Poparzenia słoneczne
Oparzenie słoneczne powstaje wtedy, kiedy nasza skóra narażona jest na zbyt silne promieniowanie. Dotyczy zarówno naturalnego słońca, jak i promieni UV w solarium.
Poparzenia słoneczne – niebezpieczne dla ludzkiego zdrowia
- Kiedy ilość promieniowania przekracza ochronne zdolności melaniny, czyli pigmentu skóry, pojawia się zaczerwienienie – tłumaczy Maria Dąbrowska, pielęgniarka rodzinna z NZOZ Antares. - Osoby o jasnej karnacji może to spotkać już po piętnastominutowej ekspozycji na słońce. Bardzo narażone na oparzenia są niemowlęta i dzieci. Powinniśmy pamiętać, by latem zdecydowanie wybierać cień pomiędzy godziną 10.00 a 14.00 – wówczas bowiem promieniowanie jest najsilniejsze. Kiedy zaś przyjmujemy leki, koniecznie sprawdźmy, czy nie powodują one zwiększenia naszej wrażliwości na promieniowanie UV. - dodaje.
Trzy stopnie poparzeń słonecznych
Poparzenia słoneczne dzielimy na 3 stopnie, w zależności od ich intensywności. Pierwszy stopień charakteryzuje się tym, iż skóra jest bardzo ciepła i zaczerwieniona. Drugi to już powstawanie pęcherzy wypełnionych płynem surowiczym oraz obrzęk.
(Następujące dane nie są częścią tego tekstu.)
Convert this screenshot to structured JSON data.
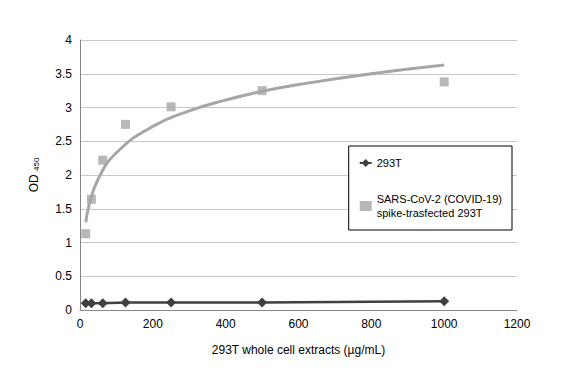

Trzeci zaś, najsilniejszy i najbardziej dotkliwy, wiąże się ze zniszczeniem wszystkich warstw skóry, a także nerwów i tkanki podskórnej. Pozostawia nieestetyczne blizny na ciele i może skutkować nawet śmiercią. Na szczęście nie zdarza się on zbyt często.
Skutki oparzeń słonecznych
Jakie są skutki oparzeń słonecznych? Przede wszystkim szybkie starzenie się skóry. Jednak nie należy zapominać o niezwykle poważnej chorobie, jaką jest nowotwór.
Dowiedzmy się, jakie preparaty pomogą nam ochronić się przed szkodliwym działaniem promieni słonecznych. O radę poprosiliśmy pielęgniarkę rodzinną z NZOZ Antares, Annę Miler:
- Pamiętać musimy o kremach ochronnych zawierających filtry przeciwsłoneczne. Wybierajmy te z oznaczeniem SPF 30 lub wyższym. Warto posmarować się tego typu preparatem 30 minut przed wyjściem na słońce. Przyda się nam także nakrycie głowy oraz przewiewny, jasny strój – tłumaczy.
Jeśli zaś dojdzie do oparzenia, należy jak najszybciej złagodzić jego objawy. Zimny prysznic, krem z alantoiną oraz D-panthenolem – z pewnością przyniosą nam ulgę. Substancje te działają bowiem na skórę w zbawienny wręcz sposób, nie powodują alergii ani podrażnień – dodaje Anna Miller.
Pamiętajmy jednak, iż lepiej zapobiegać oparzeniom słonecznym, niż je leczyć.